Another award-winning film set in the Sienese countryside is “The English Patient” (1996) by Anthony Minghella. To act as a common thread to the flashbacks, on which the film is built, are in fact the scenes shot in the evocative Monastery of Sant’Anna in Camprena. The director has also set the party for the end of the war in the central square of Pienza. Adjacent to Piazza Pio II is Palazzo Piccolomini, transformed in 1968 by Franco Zeffirelli into the Capulet residence for the film adaptation of “Romeo and Juliet”. Even the most recent “Letters to Juliet” film by Gary Winick in 2010 with Amanda Seyfried and Vanessa Redgrave recorded several scenes in Vagliagli near Pienza.

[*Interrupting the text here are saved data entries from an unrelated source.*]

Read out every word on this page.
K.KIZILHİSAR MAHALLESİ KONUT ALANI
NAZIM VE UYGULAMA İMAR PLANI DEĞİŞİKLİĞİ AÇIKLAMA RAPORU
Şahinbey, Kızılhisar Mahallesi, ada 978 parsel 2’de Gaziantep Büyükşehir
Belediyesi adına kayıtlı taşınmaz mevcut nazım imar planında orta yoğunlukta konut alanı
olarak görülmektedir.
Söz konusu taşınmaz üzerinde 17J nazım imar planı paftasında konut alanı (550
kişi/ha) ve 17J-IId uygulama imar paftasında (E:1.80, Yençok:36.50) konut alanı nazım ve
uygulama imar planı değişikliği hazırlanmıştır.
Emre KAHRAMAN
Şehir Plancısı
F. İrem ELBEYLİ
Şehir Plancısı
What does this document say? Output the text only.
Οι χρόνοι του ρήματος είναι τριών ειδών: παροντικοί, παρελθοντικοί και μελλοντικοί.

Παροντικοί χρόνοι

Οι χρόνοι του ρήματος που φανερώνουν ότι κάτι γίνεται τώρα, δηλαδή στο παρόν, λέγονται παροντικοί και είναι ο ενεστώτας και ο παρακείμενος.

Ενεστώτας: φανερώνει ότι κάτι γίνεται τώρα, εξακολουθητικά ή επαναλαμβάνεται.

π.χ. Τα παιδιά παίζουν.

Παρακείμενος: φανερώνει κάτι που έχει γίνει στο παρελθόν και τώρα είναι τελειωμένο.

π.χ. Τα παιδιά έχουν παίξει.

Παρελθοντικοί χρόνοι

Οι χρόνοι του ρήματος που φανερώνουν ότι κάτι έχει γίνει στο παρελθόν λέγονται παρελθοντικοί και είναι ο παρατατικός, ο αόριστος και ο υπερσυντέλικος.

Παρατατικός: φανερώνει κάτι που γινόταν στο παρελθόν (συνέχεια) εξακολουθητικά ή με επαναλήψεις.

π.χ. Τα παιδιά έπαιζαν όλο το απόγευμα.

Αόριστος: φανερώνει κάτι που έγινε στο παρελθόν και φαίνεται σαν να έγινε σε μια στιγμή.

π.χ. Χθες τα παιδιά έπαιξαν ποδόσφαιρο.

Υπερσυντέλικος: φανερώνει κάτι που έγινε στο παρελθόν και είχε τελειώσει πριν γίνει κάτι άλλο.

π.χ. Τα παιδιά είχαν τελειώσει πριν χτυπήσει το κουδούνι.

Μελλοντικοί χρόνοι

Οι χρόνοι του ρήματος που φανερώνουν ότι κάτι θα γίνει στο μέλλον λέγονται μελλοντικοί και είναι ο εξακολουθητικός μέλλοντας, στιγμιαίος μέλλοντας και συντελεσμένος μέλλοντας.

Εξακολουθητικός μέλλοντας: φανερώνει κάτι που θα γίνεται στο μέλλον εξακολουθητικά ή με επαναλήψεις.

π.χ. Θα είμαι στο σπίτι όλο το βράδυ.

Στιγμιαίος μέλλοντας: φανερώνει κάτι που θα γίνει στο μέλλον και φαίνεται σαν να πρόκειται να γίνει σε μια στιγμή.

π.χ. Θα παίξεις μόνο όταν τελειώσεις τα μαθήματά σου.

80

In “007 – Quantum of Solace” (2008), the most famous secret agent of the cinema stopped in Siena. The Sienese and tourists remember the breathtaking chase on the rooftops of the historic city center and the daring escape during the Palio in Piazza del Campo.
For fans of “Twilight” instead, an unmissable stop is Montepulciano: visiting Piazza Grande, it is easy to recognize the scenario of the emotional embrace between Edward and Bella of the episode “New Moon” (2009).
San Gimignano, an evocative village for its 14 towers, is one of the Sienese spots preferred by the cinema. Although it has a special charm, the town has often been used to represent other localities: an example is the film “Brother Sun, Sister Moon” (1972), a feature film about the life of Saint Francis, Zeffirelli transforms San Gimignano into Assisi. In 1999 the illustrious Tuscan director found the inspiration to shoot the autobiographical “Tea with Mussolini“.
In the province of Siena there are numerous thermal springs immersed in a unique landscape. Struck by the striking scenery of Bagno Vignoni, Russian director Andreij Tarkovskij has set many of the scenes of “Nostalghia” (1983). For those who want to immerse themselves in the dreamlike atmosphere of Federico Fellini, instead, the obligatory stop is Chianciano Terme, director’s heart spot, who not by chance has turned here his masterpiece “8½”.
The last international film we want to remember is “A room with a view” (1985), the masterpiece of James Ivory, winner of three Academy Awards and half-filmed in Florence. The caste and at the same time scandalous love story between the two young protagonists of the film, Lucy Honeychurch (Helena Bonham Carter) and George Emerson (Julian Sands), begins in Florence in a hotel in the historic center, then have a second part set in England. Contrary to what we think, the final scene of the kiss between the two lovers was not turned in the center of Florence but in the hills around Fiesole just outside the city.